С закрытыми глазами оторвался он от той мягкой, трепещущей плоти, что воспламенила его кровь и теперь тускло белела позади. Почти торжественно прошел он между елей. На поляне споткнулся о корень. Открыл глаза. Первое, что он увидел, были звезды. Потом он заметил у своих ног освещенный луной тихий лесной пруд. Оттуда на него глядело его лицо. Он вдруг узнал себя и вздрогнул. Из глубин подсознания выбралась спрятанная там правда, пытаясь предостеречь, вернуть. Рука судорожно вцепилась в куст на берегу.
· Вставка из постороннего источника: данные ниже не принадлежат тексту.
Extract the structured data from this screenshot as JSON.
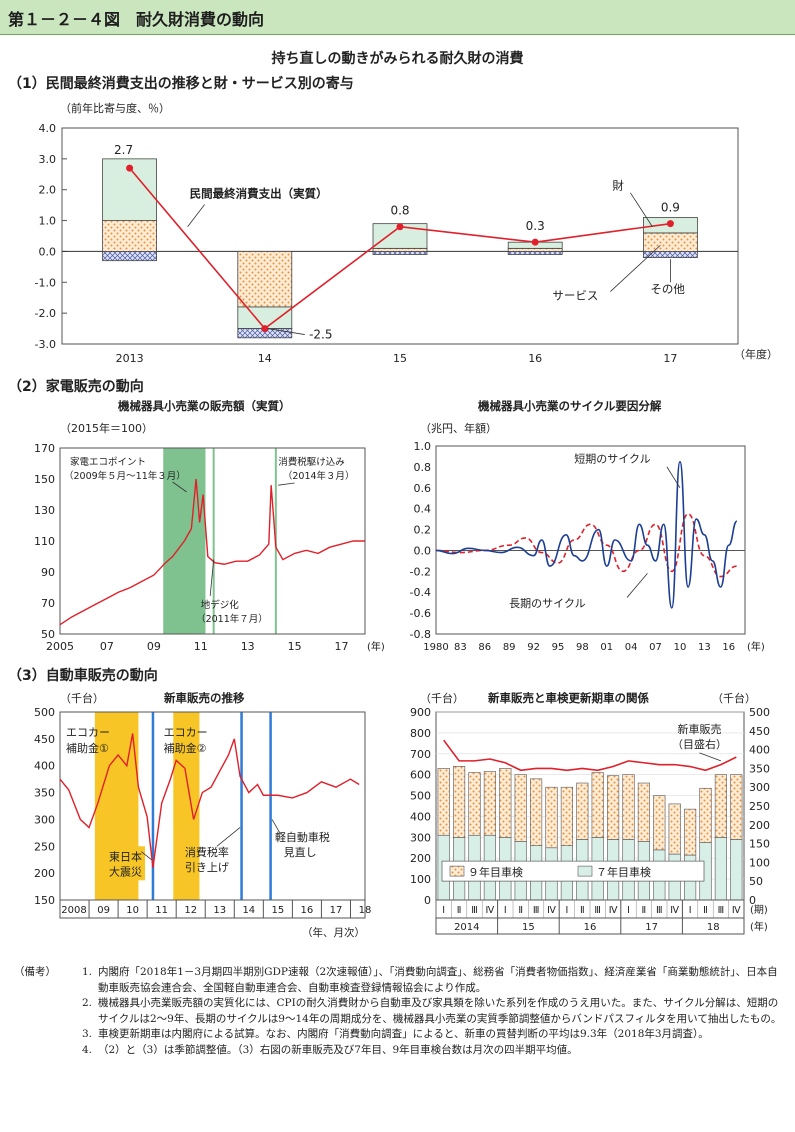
{
  "header": {
    "title": "第１－２－４図　耐久財消費の動向"
  },
  "subtitle": "持ち直しの動きがみられる耐久財の消費",
  "sec1": {
    "title": "（1）民間最終消費支出の推移と財・サービス別の寄与",
    "unit": "（前年比寄与度、％）",
    "xunit": "（年度）"
  },
  "sec2": {
    "title": "（2）家電販売の動向",
    "left_title": "機械器具小売業の販売額（実質）",
    "left_unit": "（2015年＝100）",
    "right_title": "機械器具小売業のサイクル要因分解",
    "right_unit": "（兆円、年額）",
    "left_xunit": "(年)",
    "right_xunit": "(年)"
  },
  "sec3": {
    "title": "（3）自動車販売の動向",
    "left_title": "新車販売の推移",
    "left_unit": "（千台）",
    "left_xunit": "（年、月次）",
    "right_title": "新車販売と車検更新期車の関係",
    "right_unit_l": "（千台）",
    "right_unit_r": "（千台）",
    "right_xunit": "(期)",
    "right_yunit": "(年)"
  },
  "colors": {
    "header_bg": "#c9e6bf",
    "line_red": "#e0202a",
    "green_band": "#7fc28f",
    "yellow_band": "#f7c525",
    "blue": "#1c3f94",
    "orange_dots": "#f3b06e",
    "teal": "#d8efe8"
  },
  "chart_data": [
    {
      "id": "consumption",
      "type": "bar",
      "categories": [
        "2013",
        "14",
        "15",
        "16",
        "17"
      ],
      "ylim": [
        -3.0,
        4.0
      ],
      "yticks": [
        "4.0",
        "3.0",
        "2.0",
        "1.0",
        "0.0",
        "-1.0",
        "-2.0",
        "-3.0"
      ],
      "series": [
        {
          "name": "財",
          "values": [
            2.0,
            -0.7,
            0.8,
            0.2,
            0.5
          ]
        },
        {
          "name": "サービス",
          "values": [
            1.0,
            -1.8,
            0.1,
            0.1,
            0.6
          ]
        },
        {
          "name": "その他",
          "values": [
            -0.3,
            -0.3,
            -0.1,
            -0.1,
            -0.2
          ]
        }
      ],
      "line": {
        "name": "民間最終消費支出（実質）",
        "values": [
          2.7,
          -2.5,
          0.8,
          0.3,
          0.9
        ]
      },
      "value_labels": [
        "2.7",
        "-2.5",
        "0.8",
        "0.3",
        "0.9"
      ],
      "annotations": {
        "total": "民間最終消費支出（実質）",
        "goods": "財",
        "service": "サービス",
        "other": "その他"
      }
    },
    {
      "id": "appliance_sales",
      "type": "line",
      "ylim": [
        50,
        170
      ],
      "yticks": [
        "170",
        "150",
        "130",
        "110",
        "90",
        "70",
        "50"
      ],
      "xticks": [
        "2005",
        "07",
        "09",
        "11",
        "13",
        "15",
        "17"
      ],
      "x": [
        2005,
        2005.5,
        2006,
        2006.5,
        2007,
        2007.5,
        2008,
        2008.5,
        2009,
        2009.5,
        2009.8,
        2010,
        2010.3,
        2010.6,
        2010.8,
        2010.95,
        2011.1,
        2011.3,
        2011.6,
        2012,
        2012.5,
        2013,
        2013.5,
        2013.9,
        2014.0,
        2014.2,
        2014.5,
        2015,
        2015.5,
        2016,
        2016.5,
        2017,
        2017.5,
        2018
      ],
      "values": [
        56,
        61,
        65,
        69,
        73,
        77,
        80,
        84,
        88,
        96,
        100,
        104,
        110,
        118,
        150,
        122,
        140,
        100,
        96,
        95,
        97,
        97,
        101,
        108,
        146,
        106,
        98,
        102,
        104,
        102,
        106,
        108,
        110,
        110
      ],
      "annotations": {
        "eco": "家電エコポイント",
        "eco_period": "（2009年５月～11年３月）",
        "digital": "地デジ化",
        "digital_date": "（2011年７月）",
        "tax": "消費税駆け込み",
        "tax_date": "（2014年３月）"
      }
    },
    {
      "id": "cycle",
      "type": "line",
      "ylim": [
        -0.8,
        1.0
      ],
      "yticks": [
        "1.0",
        "0.8",
        "0.6",
        "0.4",
        "0.2",
        "0.0",
        "-0.2",
        "-0.4",
        "-0.6",
        "-0.8"
      ],
      "xticks": [
        "1980",
        "83",
        "86",
        "89",
        "92",
        "95",
        "98",
        "01",
        "04",
        "07",
        "10",
        "13",
        "16"
      ],
      "series": [
        {
          "name": "短期のサイクル",
          "x": [
            1980,
            1982,
            1984,
            1986,
            1988,
            1990,
            1992,
            1993,
            1994,
            1996,
            1997,
            1998,
            2000,
            2001,
            2002,
            2004,
            2005,
            2006,
            2007,
            2008,
            2009,
            2010,
            2011,
            2012,
            2013,
            2014,
            2015,
            2016,
            2017
          ],
          "values": [
            0,
            -0.03,
            0.02,
            0,
            -0.02,
            0.03,
            -0.05,
            0.1,
            -0.15,
            0.15,
            -0.05,
            -0.1,
            0.2,
            -0.15,
            0.1,
            -0.1,
            0.25,
            0.05,
            -0.1,
            0.25,
            -0.55,
            0.85,
            -0.35,
            0.3,
            0.15,
            -0.1,
            -0.35,
            0.05,
            0.28
          ]
        },
        {
          "name": "長期のサイクル",
          "x": [
            1980,
            1983,
            1986,
            1989,
            1991,
            1993,
            1995,
            1997,
            1999,
            2001,
            2003,
            2005,
            2007,
            2009,
            2011,
            2013,
            2015,
            2017
          ],
          "values": [
            0,
            -0.02,
            0,
            0.05,
            0.12,
            -0.02,
            -0.12,
            0.1,
            0.25,
            0.05,
            -0.2,
            0,
            0.25,
            -0.2,
            0.35,
            -0.05,
            -0.25,
            -0.15
          ]
        }
      ]
    },
    {
      "id": "car_sales",
      "type": "line",
      "ylim": [
        150,
        500
      ],
      "yticks": [
        "500",
        "450",
        "400",
        "350",
        "300",
        "250",
        "200",
        "150"
      ],
      "xticks": [
        "2008",
        "09",
        "10",
        "11",
        "12",
        "13",
        "14",
        "15",
        "16",
        "17",
        "18"
      ],
      "x": [
        2008,
        2008.3,
        2008.7,
        2009,
        2009.3,
        2009.7,
        2010,
        2010.3,
        2010.5,
        2010.7,
        2011,
        2011.2,
        2011.5,
        2011.8,
        2012,
        2012.3,
        2012.6,
        2012.9,
        2013.2,
        2013.5,
        2013.8,
        2014,
        2014.2,
        2014.5,
        2014.8,
        2015,
        2015.5,
        2016,
        2016.5,
        2017,
        2017.5,
        2018,
        2018.3
      ],
      "values": [
        375,
        355,
        300,
        285,
        330,
        400,
        420,
        400,
        460,
        360,
        305,
        210,
        330,
        375,
        410,
        395,
        300,
        350,
        360,
        390,
        420,
        450,
        380,
        350,
        365,
        345,
        345,
        340,
        350,
        370,
        360,
        375,
        365
      ],
      "annotations": {
        "eco1": "エコカー",
        "eco1b": "補助金①",
        "eco2": "エコカー",
        "eco2b": "補助金②",
        "quake": "東日本",
        "quake2": "大震災",
        "tax": "消費税率",
        "tax2": "引き上げ",
        "kei": "軽自動車税",
        "kei2": "見直し"
      }
    },
    {
      "id": "car_inspection",
      "type": "bar",
      "ylim_left": [
        0,
        900
      ],
      "ylim_right": [
        0,
        500
      ],
      "yticks_left": [
        "900",
        "800",
        "700",
        "600",
        "500",
        "400",
        "300",
        "200",
        "100",
        "0"
      ],
      "yticks_right": [
        "500",
        "450",
        "400",
        "350",
        "300",
        "250",
        "200",
        "150",
        "100",
        "50",
        "0"
      ],
      "categories": [
        "Ⅰ",
        "Ⅱ",
        "Ⅲ",
        "Ⅳ",
        "Ⅰ",
        "Ⅱ",
        "Ⅲ",
        "Ⅳ",
        "Ⅰ",
        "Ⅱ",
        "Ⅲ",
        "Ⅳ",
        "Ⅰ",
        "Ⅱ",
        "Ⅲ",
        "Ⅳ",
        "Ⅰ",
        "Ⅱ",
        "Ⅲ",
        "Ⅳ"
      ],
      "years": [
        "2014",
        "15",
        "16",
        "17",
        "18"
      ],
      "series": [
        {
          "name": "７年目車検",
          "values": [
            310,
            300,
            310,
            310,
            300,
            280,
            260,
            250,
            260,
            290,
            300,
            290,
            290,
            280,
            240,
            220,
            215,
            275,
            300,
            290
          ]
        },
        {
          "name": "９年目車検",
          "values": [
            320,
            340,
            300,
            305,
            330,
            320,
            320,
            290,
            280,
            270,
            310,
            305,
            310,
            280,
            260,
            240,
            220,
            260,
            300,
            310
          ]
        }
      ],
      "line": {
        "name": "新車販売",
        "unit": "（目盛右）",
        "values": [
          425,
          370,
          370,
          375,
          365,
          345,
          350,
          350,
          345,
          350,
          345,
          355,
          370,
          365,
          360,
          360,
          355,
          345,
          360,
          380
        ]
      },
      "legend": {
        "nine": "９年目車検",
        "seven": "７年目車検",
        "sales": "新車販売",
        "sales_unit": "（目盛右）"
      }
    }
  ],
  "notes": {
    "label": "（備考）",
    "items": [
      {
        "num": "1.",
        "text": "内閣府「2018年1－3月期四半期別GDP速報（2次速報値）」、「消費動向調査」、総務省「消費者物価指数」、経済産業省「商業動態統計」、日本自動車販売協会連合会、全国軽自動車連合会、自動車検査登録情報協会により作成。"
      },
      {
        "num": "2.",
        "text": "機械器具小売業販売額の実質化には、CPIの耐久消費財から自動車及び家具類を除いた系列を作成のうえ用いた。また、サイクル分解は、短期のサイクルは2～9年、長期のサイクルは9～14年の周期成分を、機械器具小売業の実質季節調整値からバンドパスフィルタを用いて抽出したもの。"
      },
      {
        "num": "3.",
        "text": "車検更新期車は内閣府による試算。なお、内閣府「消費動向調査」によると、新車の買替判断の平均は9.3年（2018年3月調査）。"
      },
      {
        "num": "4.",
        "text": "（2）と（3）は季節調整値。（3）右図の新車販売及び7年目、9年目車検台数は月次の四半期平均値。"
      }
    ]
  }
}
Но в лице, глядевшем на него из пруда, было слишком много силы. Оно неумолимо влекло и приближалось. Почти непроизвольно рука отделилась от последней опоры и потянулась, словно стремясь погладить, к отражению на поверхности пруда, которое вдруг раскололось тягостной мелодией, разошлось кругами и пропало в темноте.
(1920–1925)
От полудня до полуночи
Ежедневно в восемь часов он выходил из дома, смотрел, какая погода, проходил по лабиринту пересекающихся улиц и попадал на длинную серую улицу, в конце которой громыхала фабрика, за ней находилась его контора.
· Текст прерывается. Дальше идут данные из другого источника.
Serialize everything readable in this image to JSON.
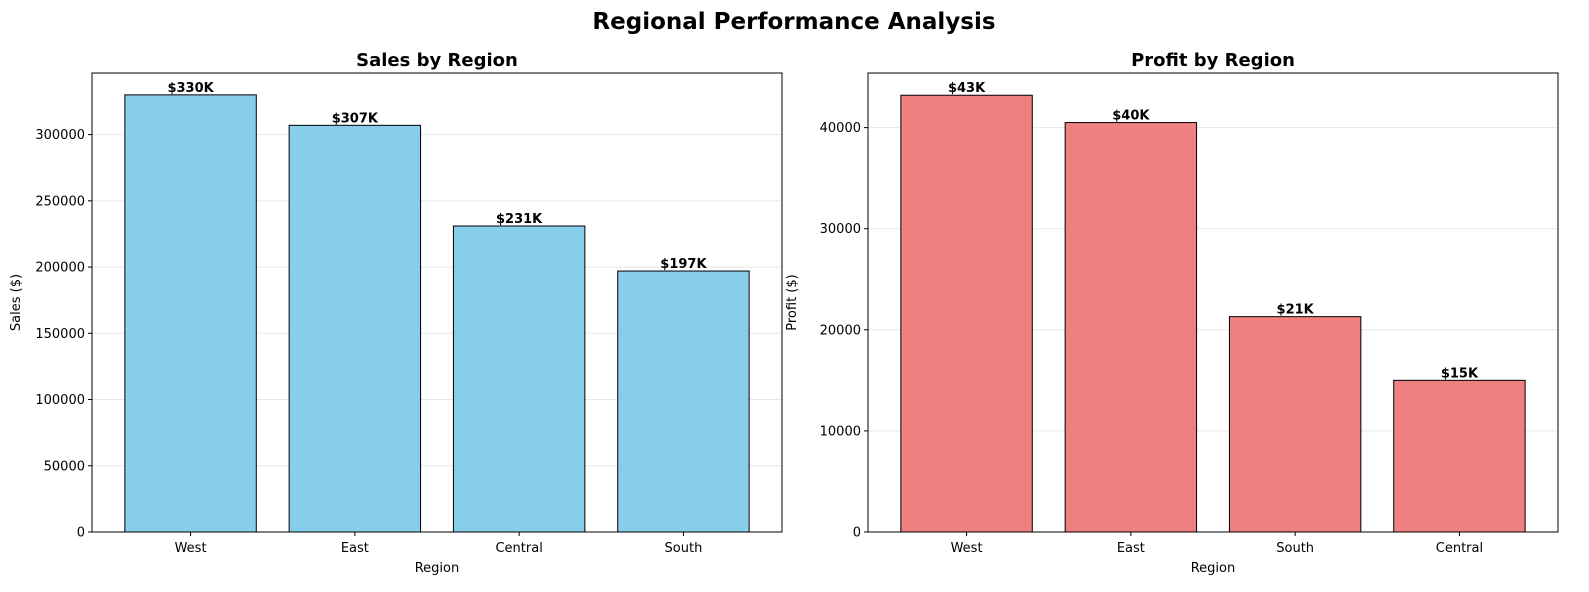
{
  "figure": {
    "title": "Regional Performance Analysis"
  },
  "chart_data": [
    {
      "type": "bar",
      "title": "Sales by Region",
      "xlabel": "Region",
      "ylabel": "Sales ($)",
      "categories": [
        "West",
        "East",
        "Central",
        "South"
      ],
      "values": [
        330000,
        307000,
        231000,
        197000
      ],
      "data_labels": [
        "$330K",
        "$307K",
        "$231K",
        "$197K"
      ],
      "ylim": [
        0,
        346500
      ],
      "yticks": [
        0,
        50000,
        100000,
        150000,
        200000,
        250000,
        300000
      ],
      "ytick_labels": [
        "0",
        "50000",
        "100000",
        "150000",
        "200000",
        "250000",
        "300000"
      ],
      "bar_color": "#87CEEB",
      "edge_color": "#000000",
      "grid": "y"
    },
    {
      "type": "bar",
      "title": "Profit by Region",
      "xlabel": "Region",
      "ylabel": "Profit ($)",
      "categories": [
        "West",
        "East",
        "South",
        "Central"
      ],
      "values": [
        43200,
        40500,
        21300,
        15000
      ],
      "data_labels": [
        "$43K",
        "$40K",
        "$21K",
        "$15K"
      ],
      "ylim": [
        0,
        45400
      ],
      "yticks": [
        0,
        10000,
        20000,
        30000,
        40000
      ],
      "ytick_labels": [
        "0",
        "10000",
        "20000",
        "30000",
        "40000"
      ],
      "bar_color": "#F08080",
      "edge_color": "#000000",
      "grid": "y"
    }
  ]
}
На одном из перекрестков располагался ночной ресторан. И часто, особенно зимой, случалось, что оттуда выходили припозднившиеся посетители. Иногда шубка из норки или каракульчи даже касалась его крылатки, он вдыхал аромат чувственных духов, замечал опаловые ногти ухоженной ручки. Тогда в его настроенную на дебет и кредит душу закрадывалось робкое желание, которое все больше и больше усиливалось, доходя до страстной потребности; поздний инстинкт заявлял о себе - несколько пружинящих шагов оживляли смирение поношенных брюк, - и под уже слегка обтрепанным котелком проносилось радужное мерцание, обволакивая, словно туман, привычный распорядок: десять страниц бухгалтерских счетов, завтрак, сверка копий, подсчеты, конец рабочего дня; оно окутывало, манило, манило, пока наконец понятия: мир, большая жизнь, приключения, наслаждение - не стали ассоциироваться с таинственным проемом двери ночного ресторана и не начали с каждым днем все больше возбуждать и соблазнять его.
Так и получилось, что на следующий день, после того как он временно заступил в должность кассира, в утренней полутьме он увидел очень тонкую щиколотку, показавшуюся из-под котикового манто в тот момент, когда женщина скользнула в автомобиль; в нем родилось то странное чувство равнозначности двух понятий: порядок-долг и приключение-грех, какое бывает только раз в жизни и длится всего минуту; под его влиянием любая мелочь может внезапно стать весомой и решающей.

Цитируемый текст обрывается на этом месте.